A train passes a platform, 225 m length, in 21 sec and a man, standing on the platform, in 6 sec. Find: (i) the length of the train. (ii) the speed of the train.
Answers
Answer:(i).ength of the train is 90 meters.(ii). speed of the train is 15 meters per second
Step-by-step explanation:
Let's assume that the length of the train is 'x' meters, and its speed is 'v' meters per second.
(i) To find the length of the train, we can use the formula:
Distance = Speed × Time
When the train passes the platform, it covers a distance equal to the sum of the length of the platform and the length of the train. Therefore,
225 + x = v × 21
Similarly, when the train passes the man, it covers a distance equal to the length of the train. Therefore,
x = v × 6
Now, we can solve these two equations simultaneously to find the values of 'x' and 'v'. We can start by dividing the second equation by 6:
x/6 = v
Substitute this value of 'v' in the first equation:
225 + x = 21(x/6)
Simplify and solve for 'x':
225 + x = 3.5x
2.5x = 225
x = 90
Therefore, the length of the train is 90 meters.

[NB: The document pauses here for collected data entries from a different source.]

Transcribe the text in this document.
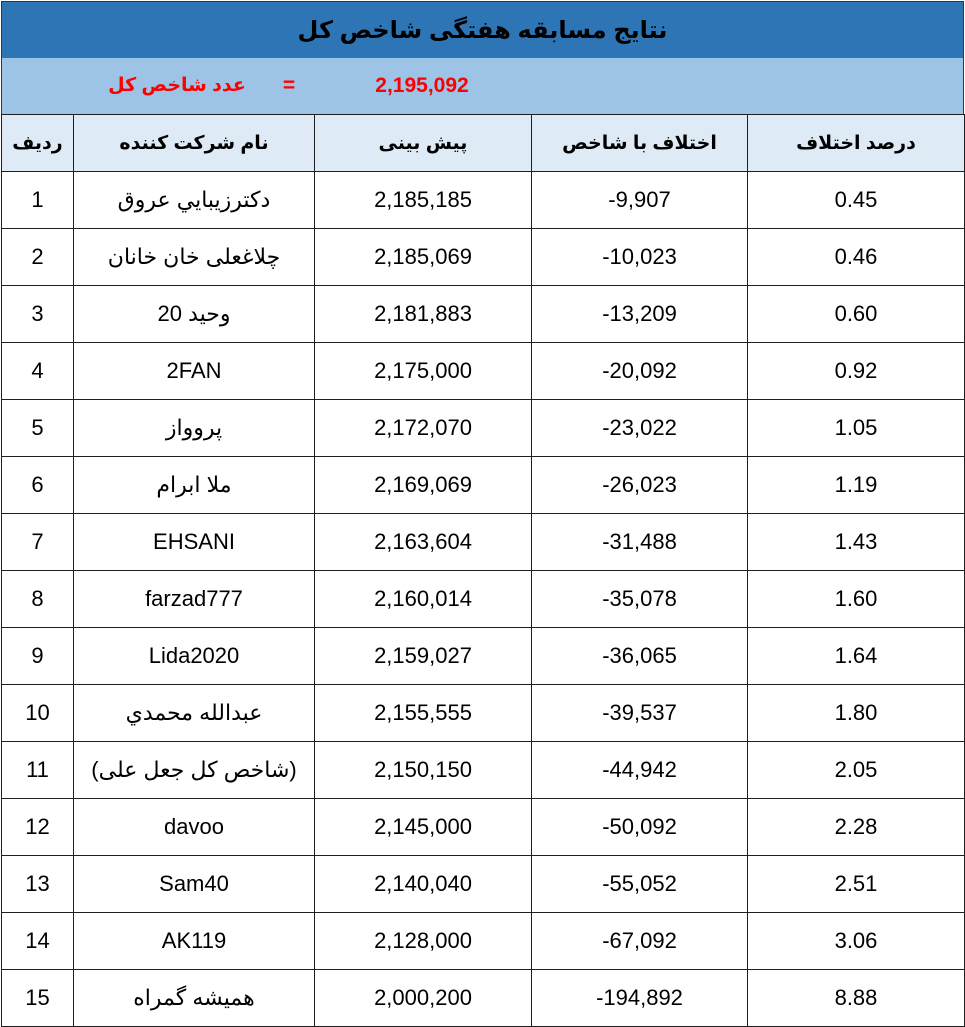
نتایج مسابقه هفتگی شاخص کل
عدد شاخص کل	=	2,195,092
ردیف	نام شرکت کننده	پیش بینی	اختلاف با شاخص	درصد اختلاف
1	دکترزيبايي عروق	2,185,185	-9,907	0.45
2	چلاغعلی خان خانان	2,185,069	-10,023	0.46
3	وحید 20	2,181,883	-13,209	0.60
4	2FAN	2,175,000	-20,092	0.92
5	پروواز	2,172,070	-23,022	1.05
6	ملا ابرام	2,169,069	-26,023	1.19
7	EHSANI	2,163,604	-31,488	1.43
8	farzad777	2,160,014	-35,078	1.60
9	Lida2020	2,159,027	-36,065	1.64
10	عبدالله محمدي	2,155,555	-39,537	1.80
11	(شاخص کل جعل علی)	2,150,150	-44,942	2.05
12	davoo	2,145,000	-50,092	2.28
13	Sam40	2,140,040	-55,052	2.51
14	AK119	2,128,000	-67,092	3.06
15	همیشه گمراه	2,000,200	-194,892	8.88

(ii) To find the speed of the train, we can use the value of 'x' that we just found and substitute it in either of the two equations that we used earlier. Let's use the second equation:
x = v × 6
Substitute x = 90:
90 = v × 6
v = 15
Therefore, the speed of the train is 15 meters per second, or 54 kilometers per hour (since 1 kilometer = 1000 meters and 1 hour = 3600 seconds, we can convert meters per second to kilometers per hour by multiplying by 3.6).